Это не помешало Жакобу и его родным оказаться всеми забытыми в августе 1942 года, когда за ними пришли эсэсовцы. После непродолжительного пребывания в лагере для интернированных лиц в Дранси практически все семейство Штернов попало в Дахау. К счастью, неделей ранее некое шестое чувство подсказало Жакобу отправить старшего сына в Лондон с несколькими контейнерами картин, скульптур и предметов мебели.
Вернувшись в Париж спустя два года, Элиас обнаружил особняк на улице Сен-Пер совершенно опустошенным. Разочарованный тем, что самые ценные экземпляры из коллекции Штерна ушли буквально у него из-под носа, Геббельс потребовал, чтобы из дома вывезли все, что оставили в нем эти маленькие еврейские выскочки, вплоть до последней чайной ложки.
Кроме неоценимого запаса шедевров Элиас унаследовал от своих предков их интуицию и склонность к риску.
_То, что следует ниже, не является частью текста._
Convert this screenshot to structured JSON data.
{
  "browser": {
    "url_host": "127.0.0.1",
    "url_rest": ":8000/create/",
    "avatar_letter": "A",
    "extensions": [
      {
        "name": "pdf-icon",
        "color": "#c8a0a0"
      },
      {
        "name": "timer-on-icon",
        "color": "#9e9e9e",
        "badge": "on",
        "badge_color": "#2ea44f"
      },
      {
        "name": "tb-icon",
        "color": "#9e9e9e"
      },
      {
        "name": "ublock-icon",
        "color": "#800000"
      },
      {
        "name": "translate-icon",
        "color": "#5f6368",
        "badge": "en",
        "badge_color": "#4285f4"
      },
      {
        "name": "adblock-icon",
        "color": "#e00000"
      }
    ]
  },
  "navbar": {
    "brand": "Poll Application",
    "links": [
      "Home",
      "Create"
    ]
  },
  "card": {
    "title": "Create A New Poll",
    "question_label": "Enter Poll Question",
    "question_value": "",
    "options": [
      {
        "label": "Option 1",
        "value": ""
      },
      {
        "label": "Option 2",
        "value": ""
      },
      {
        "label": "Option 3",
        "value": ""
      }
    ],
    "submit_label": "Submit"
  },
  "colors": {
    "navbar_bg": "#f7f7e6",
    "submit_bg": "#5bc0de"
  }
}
Он раньше других понял значимость основных художественных течений послевоенного времени. Когда Пикассо находился на вершине славы, он покупал поп-арт. Стоило Уорхолу стать полубогом, как он пристрастился к нарративному искусству.
Элиас Штерн всегда на шаг опережал конкурентов. Его парижские, лондонские и нью-йоркские филиалы изобиловали диковинами, которые невозможно было обнаружить ни в одном другом месте. Элиас мог похвастаться тем, что единолично составил некоторые из самых прекрасных коллекций в мире. Соломон Гуггенхайм никогда не упускал возможности повидать его, когда бывал проездом в Париже. Что касается Калуста Гюльбекяна, то его многочисленные жилища, разбросанные по всем континентам, были сплошь увешаны картинами, выбранными Элиасом. Блистательный миллиардер всецело доверял Штерну и покупал все, что тот предлагал, даже не глядя на цену.
Элиас Штерн был лучшим в своей области, так как продавал гораздо большее, нежели просто картины: он предоставлял избранным квинтэссенцию человеческого гения. Обладая исключительной проницательностью, оформившейся за десятилетия наблюдений и анализа, он умел распознать особенное полотно, всего лишь взглянув на его не самую лучшую черно-белую репродукцию. Он находил шедевры, скрывавшиеся под написанными поверх них жалкими поделками. Лишь он один был способен на подобные чудеса.
О картинах, которые, как считалось, хранились в запасниках его особняка, ходили самые невероятные слухи. Поговаривали, что он обладает сотнями полотен, совершенно, разумеется, необыкновенных, так как Штерн не выносил посредственности. Либо лучшее, либо ничего — таким был его девиз.
Имя Элиаса Штерна стало настоящей легендой в тот самый день, как он отошел от дел, в восьмидесятых годах прошлого века. Без предварительного уведомления он продал свои филиалы и исчез с поверхности земного шара. С тех пор он больше никогда не показывался на публике, вследствие чего многие полагали его умершим.
Вот почему Гримберг выглядел столь удивленным.
— Как думаешь, это правда? — спросил он.
— Что именно?
— То, что рассказывали про его Ван Гога.
Среди бесчисленных забавных историй, которые гуляли в артистической среде по поводу Штерна, была одна еще более невероятная, чем другие. По слухам, в середине восьмидесятых Штерн отказался продать Ван Гога, восхитительную версию «Ирисов», гораздо более красивую, чем та, что хранится в амстердамском Рейксмюзеуме, некому невообразимо богатому промышленнику под тем предлогом, что тот, но мнению Штерна, был неспособен понять все тонкости шедевра. Проявив настойчивость, покупатель удвоил, а затем и вовсе утроил цену, предложив совершенно неслыханную сумму, равную внутреннему валовому продукту какой-нибудь страны третьего мира, но Штерн так и не уступил. Поговаривали, картина по-прежнему оставалась у него, но так как никто вот уже четверть века не бывал в его доме, проверить эти сведения не представлялось возможным.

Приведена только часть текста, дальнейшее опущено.